Al di là dei complessi e forti significati simbolici e culturali, senza i quali non si potrebbe comprendere il successo che ebbe questo modello di organizzazione, la CdP rispose, nell'immediatezza della fase politica congiunturale, a tre esigenze di fondo:
Ø Prima di tutto, svolse la funzione di una cooperativa edilizia, cui erano assegnate le finalità di acquistare o edificare la “Casa” e di amministrarla come patrimonio immobiliare.

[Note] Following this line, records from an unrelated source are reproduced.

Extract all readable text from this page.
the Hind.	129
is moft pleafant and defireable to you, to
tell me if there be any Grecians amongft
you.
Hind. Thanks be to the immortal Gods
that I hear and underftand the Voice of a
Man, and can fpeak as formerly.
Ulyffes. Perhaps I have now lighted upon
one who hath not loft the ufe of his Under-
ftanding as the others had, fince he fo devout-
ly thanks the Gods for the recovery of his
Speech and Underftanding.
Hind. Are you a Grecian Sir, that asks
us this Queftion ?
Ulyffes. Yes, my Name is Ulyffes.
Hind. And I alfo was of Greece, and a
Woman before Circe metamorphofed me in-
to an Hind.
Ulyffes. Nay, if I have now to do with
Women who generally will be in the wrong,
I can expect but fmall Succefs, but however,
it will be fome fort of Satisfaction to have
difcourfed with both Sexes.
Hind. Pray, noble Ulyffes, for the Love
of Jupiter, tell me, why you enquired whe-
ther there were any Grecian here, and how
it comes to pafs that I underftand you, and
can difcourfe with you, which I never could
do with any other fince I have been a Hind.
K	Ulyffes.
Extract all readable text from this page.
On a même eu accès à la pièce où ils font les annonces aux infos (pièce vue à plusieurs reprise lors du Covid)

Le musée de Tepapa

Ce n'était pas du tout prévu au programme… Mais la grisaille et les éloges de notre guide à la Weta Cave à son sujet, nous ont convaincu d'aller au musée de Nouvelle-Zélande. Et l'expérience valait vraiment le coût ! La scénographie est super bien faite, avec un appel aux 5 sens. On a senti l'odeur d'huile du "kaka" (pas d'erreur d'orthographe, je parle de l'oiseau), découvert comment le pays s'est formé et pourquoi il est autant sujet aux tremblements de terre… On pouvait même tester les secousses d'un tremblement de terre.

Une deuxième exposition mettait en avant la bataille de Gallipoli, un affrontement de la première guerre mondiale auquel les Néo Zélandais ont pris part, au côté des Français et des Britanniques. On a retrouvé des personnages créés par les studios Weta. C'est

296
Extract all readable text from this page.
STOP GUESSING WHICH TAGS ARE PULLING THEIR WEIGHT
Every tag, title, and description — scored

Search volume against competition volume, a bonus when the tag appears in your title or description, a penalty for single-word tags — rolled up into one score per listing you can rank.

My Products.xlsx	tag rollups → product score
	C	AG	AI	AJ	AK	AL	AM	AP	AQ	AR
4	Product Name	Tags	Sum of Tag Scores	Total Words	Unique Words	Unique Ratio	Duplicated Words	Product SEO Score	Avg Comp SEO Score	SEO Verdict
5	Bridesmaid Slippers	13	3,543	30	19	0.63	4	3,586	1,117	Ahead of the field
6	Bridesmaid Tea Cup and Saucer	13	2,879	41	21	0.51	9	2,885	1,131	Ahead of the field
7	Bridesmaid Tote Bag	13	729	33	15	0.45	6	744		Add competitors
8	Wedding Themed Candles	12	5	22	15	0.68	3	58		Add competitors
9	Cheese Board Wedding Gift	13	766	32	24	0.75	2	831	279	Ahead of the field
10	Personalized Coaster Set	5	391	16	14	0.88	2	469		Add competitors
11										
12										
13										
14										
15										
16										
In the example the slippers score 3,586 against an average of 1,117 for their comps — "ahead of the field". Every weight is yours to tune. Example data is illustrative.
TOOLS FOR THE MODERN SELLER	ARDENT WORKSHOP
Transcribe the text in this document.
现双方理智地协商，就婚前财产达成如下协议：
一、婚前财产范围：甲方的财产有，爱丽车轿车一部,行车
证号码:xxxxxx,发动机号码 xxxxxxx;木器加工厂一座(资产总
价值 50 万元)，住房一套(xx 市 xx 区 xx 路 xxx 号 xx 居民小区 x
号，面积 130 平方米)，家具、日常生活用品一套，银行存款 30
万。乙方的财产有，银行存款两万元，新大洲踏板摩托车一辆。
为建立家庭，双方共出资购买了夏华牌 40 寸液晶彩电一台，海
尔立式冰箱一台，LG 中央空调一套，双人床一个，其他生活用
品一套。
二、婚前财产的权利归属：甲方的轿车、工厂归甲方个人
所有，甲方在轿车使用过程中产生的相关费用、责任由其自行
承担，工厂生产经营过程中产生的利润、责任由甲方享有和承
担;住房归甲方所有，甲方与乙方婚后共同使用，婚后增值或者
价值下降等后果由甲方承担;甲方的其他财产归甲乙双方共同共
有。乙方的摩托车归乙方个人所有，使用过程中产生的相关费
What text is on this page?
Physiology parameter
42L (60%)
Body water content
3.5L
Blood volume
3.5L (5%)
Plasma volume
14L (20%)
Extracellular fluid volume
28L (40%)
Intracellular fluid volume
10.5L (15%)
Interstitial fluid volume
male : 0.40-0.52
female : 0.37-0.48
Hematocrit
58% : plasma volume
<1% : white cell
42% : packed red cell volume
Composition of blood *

Si risolsero in questo modo i molti problemi logistici creati dall'affitto dei locali nei quali trovavano posto le associazioni popolari.
Ø In secondo luogo, tese a promuovere lo sviluppo e a gestire il funzionamento di cooperative di lavoro e di consumo e di un complesso di servizi culturali, assistenziali, mutualistici e ricreativi.
Ø Infine, si propose come centro coordinatore dell'insieme associativo socialista, il modello della futura società, il nucleo di un'isola di socialismo che si sarebbe gradatamente allargato fino a comprendere il comune, la vita economica e l'intera società civile.
In questo senso, la CdP, concettualmente intesa e fino ad oggi, contiene già in se – tutta e per intero – l'utopia della società futura e dell’“Uomo nuovo socialista”. Assurge, dunque, al senso stesso del Progresso connesso ad un modello di sviluppo non fondato sullo sfruttamento del lavoro salariato ma sull’autentico volontarismo di uomini e donne liberamente associati tra di loro. Uomini e donne liberati dal lavoro inteso come necessità oggettiva e, pertanto, impegnati ad osservare e soddisfare i propri, legittimi bisogni – siano essi materiali, intellettuali, morali e creativi – nel concorso collettivo all’edificazione di una società senza più classi, Stato e proprietà. Il Comunismo.